I have been teaching finance classes now, at the undergraduate and MBA-level, for about 8 years now. What I am struck with is how un-repetitive the process feels to me. Part of this is because I am constantly tinkering my class and trying to teach the material in a better way. But part of the reason I do this is because I am constantly understanding the material in new, different, and surprising ways.
I remember that when I was a youth, studying the Gospel and reading the scriptures oftentimes felt tediously repetitive. I also used to feel this way frequently even after becoming an adult (by age, others might question whether my maturity matched!). But then something happened. For me, it coincided with my reading of Jim Faulconer’s Sunday school study questions, where I started to realize the depths and layers of scriptural meanings and significance that I hadn’t even even scratched the surface of. I sometimes revert back to my previous immature attitude toward the Gospel that I had as a child, feeling bored, or feeling that the repetition was tediously repetitive (rather than, say, provocatively repetitive). But I have to confess that these recurrences of boredom are rare for me now. This is one of those things about which I had a life-changing kind of conversion. Also, it is worth noting, this conversion came to me rather unexpectedly. I was open to having the experience, but I didn’t really seek to have this experience. Anyway, because of this, I’m very inclined to think that a desire to learn, just like learning more generally, is more of a gift of the Spirit than something that we merely work for and obtain as a result of our own efforts. Most learning occurs this way, in my experience: we prepare ourselves to learn, and prove our desire to learn, but the experience of learning is something that flows into me from an outside source (as a grace), rather than something internally generated by my own efforts.

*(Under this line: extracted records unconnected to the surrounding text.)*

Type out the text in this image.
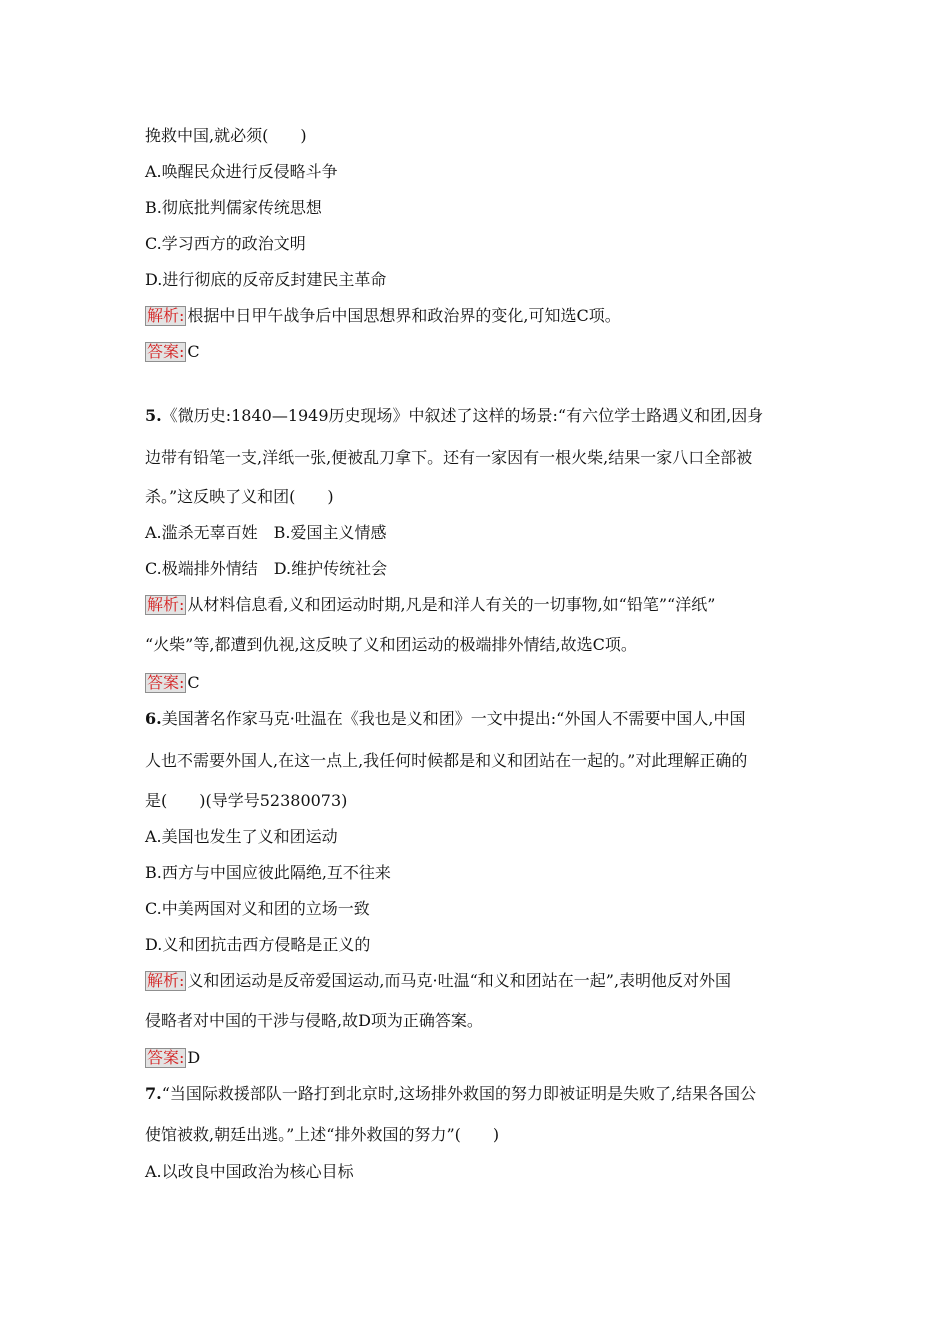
挽救中国,就必须(　　)
A.唤醒民众进行反侵略斗争
B.彻底批判儒家传统思想
C.学习西方的政治文明
D.进行彻底的反帝反封建民主革命
解析: 根据中日甲午战争后中国思想界和政治界的变化,可知选C项。
答案: C
5.《微历史:1840—1949历史现场》中叙述了这样的场景:“有六位学士路遇义和团,因身
边带有铅笔一支,洋纸一张,便被乱刀拿下。还有一家因有一根火柴,结果一家八口全部被
杀。”这反映了义和团(　　)
A.滥杀无辜百姓　B.爱国主义情感
C.极端排外情结　D.维护传统社会
解析: 从材料信息看,义和团运动时期,凡是和洋人有关的一切事物,如“铅笔”“洋纸”
“火柴”等,都遭到仇视,这反映了义和团运动的极端排外情结,故选C项。
答案: C
6.美国著名作家马克·吐温在《我也是义和团》一文中提出:“外国人不需要中国人,中国
人也不需要外国人,在这一点上,我任何时候都是和义和团站在一起的。”对此理解正确的
是(　　)(导学号52380073)
A.美国也发生了义和团运动
B.西方与中国应彼此隔绝,互不往来
C.中美两国对义和团的立场一致
D.义和团抗击西方侵略是正义的
解析: 义和团运动是反帝爱国运动,而马克·吐温“和义和团站在一起”,表明他反对外国
侵略者对中国的干涉与侵略,故D项为正确答案。
答案: D
7.“当国际救援部队一路打到北京时,这场排外救国的努力即被证明是失败了,结果各国公
使馆被救,朝廷出逃。”上述“排外救国的努力”(　　)
A.以改良中国政治为核心目标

I say these thoughts before moving, finally, to the first section of the lesson, since I worry the first part of the lesson could be misinterpreted. Pres. Snow says:
[T]here is something new to learn every day, that is of great value. And it is not only our privilege but it is necessary that we receive these things and gather these new ideas.
The whole idea of Mormonism is improvement.
I think the notion of “self-improvement” in Mormonism underscores what i think is an endlessly fascinating tension in scripture. As it pertains to learning, this tension can be expressed between an attitude of receiving knowledge as opposed to an attitude of obtaining or “taking” knowledge.
I do not believe, and I don’t think Pres. Snow means, that we conquer ignorance through our own efforts, without divine help. Rather, although we must exert faith and perseverance, we do so only so that we can “receive these things” that are “of great value.” In this sense, I think Pres. Snow is admonishing an approach nicely conveyed by the scriptural expression “to wait on the Lord.” In this sense, my experience with learning, in all forms, is one that involves attentiveness on my part, a kind of fidelity or faithfulness (“learning by faith”) toward the goal of learning—but an attentiveness that is more easily contrasted than compared with, say, a strong form of will.
So, for example, rather than sitting through a boring talk or lesson and thinking about the way that I (and my will) wish the lesson or talk were being delivered, I attend to the thoughts being offered by the speaker or teacher in a receptive attitude, more willing to be taught something genuinely new, that I hadn’t previously supposed (cf. Moses 1:10). This attitude, it seems to me, is a critical ingredient in our efforts to seek the further light and knowledge that God has promised.